“Gacía” is a peculiar word, we must not confuse it with  “García” as the surname. It is the name of two small districts of Sorbas (Almería) called Gacía Alto and Gacía Bajo. There are hardly any registered people there, there is usually only bustle in the summer months due to tourism.

In reality, both are linked to another broader population group called “Gafarillos”. In fact, it is the reference district that includes other small town (or groups of houses, due to depopulation).

Without further ado, i will focus on the two villages to which i feel most attached.

Gacía Bajo and Gacía Alto (not to be confused with Villa Arriba and Villa Abajo from Fairy’s announcement) are two districts, almost uninhabited, embedded in Sierra Cabrera. They belong to the municipality of Sorbas (Almería) and border the municipality of Turre (Almería). Both are surrounded by almond and olive groves formed by small family farms (as is my case) and by the occasional cattle farm and small apiaries.

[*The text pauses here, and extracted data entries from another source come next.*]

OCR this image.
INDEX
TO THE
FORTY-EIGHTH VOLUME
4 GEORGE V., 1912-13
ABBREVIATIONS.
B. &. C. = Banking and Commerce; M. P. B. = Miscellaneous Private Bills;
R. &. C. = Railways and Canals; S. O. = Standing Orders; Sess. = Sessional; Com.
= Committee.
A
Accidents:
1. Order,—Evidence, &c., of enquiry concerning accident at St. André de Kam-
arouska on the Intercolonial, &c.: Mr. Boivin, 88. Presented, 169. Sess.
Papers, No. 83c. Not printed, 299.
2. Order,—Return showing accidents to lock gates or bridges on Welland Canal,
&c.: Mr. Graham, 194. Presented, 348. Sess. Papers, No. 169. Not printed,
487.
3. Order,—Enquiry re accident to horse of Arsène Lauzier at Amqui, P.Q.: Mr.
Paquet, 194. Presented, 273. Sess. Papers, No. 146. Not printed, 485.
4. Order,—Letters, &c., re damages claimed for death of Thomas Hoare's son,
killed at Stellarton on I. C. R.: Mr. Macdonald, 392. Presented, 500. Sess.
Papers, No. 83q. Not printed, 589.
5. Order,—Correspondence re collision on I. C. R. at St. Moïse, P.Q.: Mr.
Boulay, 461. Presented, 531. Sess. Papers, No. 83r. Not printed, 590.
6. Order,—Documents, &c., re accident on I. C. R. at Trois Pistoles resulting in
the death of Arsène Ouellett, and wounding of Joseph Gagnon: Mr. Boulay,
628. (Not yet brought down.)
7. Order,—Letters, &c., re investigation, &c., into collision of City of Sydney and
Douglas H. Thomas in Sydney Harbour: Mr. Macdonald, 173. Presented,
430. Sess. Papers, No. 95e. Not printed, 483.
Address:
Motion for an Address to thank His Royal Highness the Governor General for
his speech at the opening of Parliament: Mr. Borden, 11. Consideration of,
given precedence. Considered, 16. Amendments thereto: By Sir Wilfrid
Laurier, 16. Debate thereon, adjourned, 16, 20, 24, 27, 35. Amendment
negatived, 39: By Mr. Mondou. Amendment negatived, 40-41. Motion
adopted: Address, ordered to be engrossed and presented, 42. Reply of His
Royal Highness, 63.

The most abundant flora is the scrub (albaida, broom), but there is another shrub that caught my attention: the teline stenopetala or commonly called gacía (a term used in the Canary Islands).

By logic I deduce, without going into historical matters, taht the name of these two districts may come from this Canarian plant. Later, in future posts, I will try to delve a little more about this topic.

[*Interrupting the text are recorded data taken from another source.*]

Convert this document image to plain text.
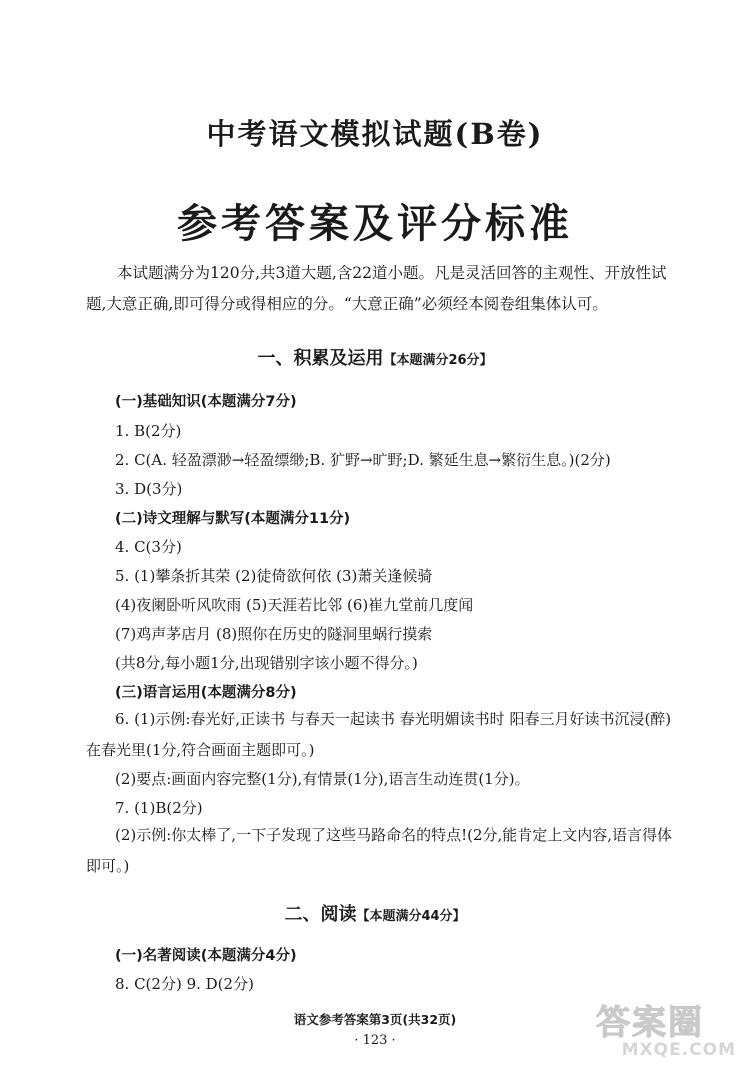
中考语文模拟试题(B卷)
参考答案及评分标准
本试题满分为120分,共3道大题,含22道小题。凡是灵活回答的主观性、开放性试题,大意正确,即可得分或得相应的分。“大意正确”必须经本阅卷组集体认可。
一、积累及运用【本题满分26分】
(一)基础知识(本题满分7分)
1. B(2分)
2. C(A. 轻盈漂渺→轻盈缥缈;B. 犷野→旷野;D. 繁延生息→繁衍生息。)(2分)
3. D(3分)
(二)诗文理解与默写(本题满分11分)
4. C(3分)
5. (1)攀条折其荣 (2)徒倚欲何依 (3)萧关逢候骑
(4)夜阑卧听风吹雨 (5)天涯若比邻 (6)崔九堂前几度闻
(7)鸡声茅店月 (8)照你在历史的隧洞里蜗行摸索
(共8分,每小题1分,出现错别字该小题不得分。)
(三)语言运用(本题满分8分)
6. (1)示例:春光好,正读书 与春天一起读书 春光明媚读书时 阳春三月好读书沉浸(醉)在春光里(1分,符合画面主题即可。)
(2)要点:画面内容完整(1分),有情景(1分),语言生动连贯(1分)。
7. (1)B(2分)
(2)示例:你太棒了,一下子发现了这些马路命名的特点!(2分,能肯定上文内容,语言得体即可。)
二、阅读【本题满分44分】
(一)名著阅读(本题满分4分)
8. C(2分) 9. D(2分)
语文参考答案第3页(共32页)
· 123 ·	答案圈
MXQE.COM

Pista de los Murtales and The Limera:

The two districts adjoin the only green lung that remains in Sierra Cabrera, called Pista de los Murtales where La Limera is located (it is a well-known picnic area or recreational area in the area). My parents are linked to that small forest, since they worked during the 50s and 60s to repopulate it.

In G. Bajo there is a small church founded in 1957. In it worship work is carried out on November 13 (San Diego). A small mass is celebrated and the image is taken in procession through the streets of the district.

In G. Alto the most characteristic thing is a ruined mansion that is located on the same top, owned by the landowner of the district. At the entrance is an old school now converted into a picnic area. On September 14, the Feast of the Cross takes place (although today it has been moved to August).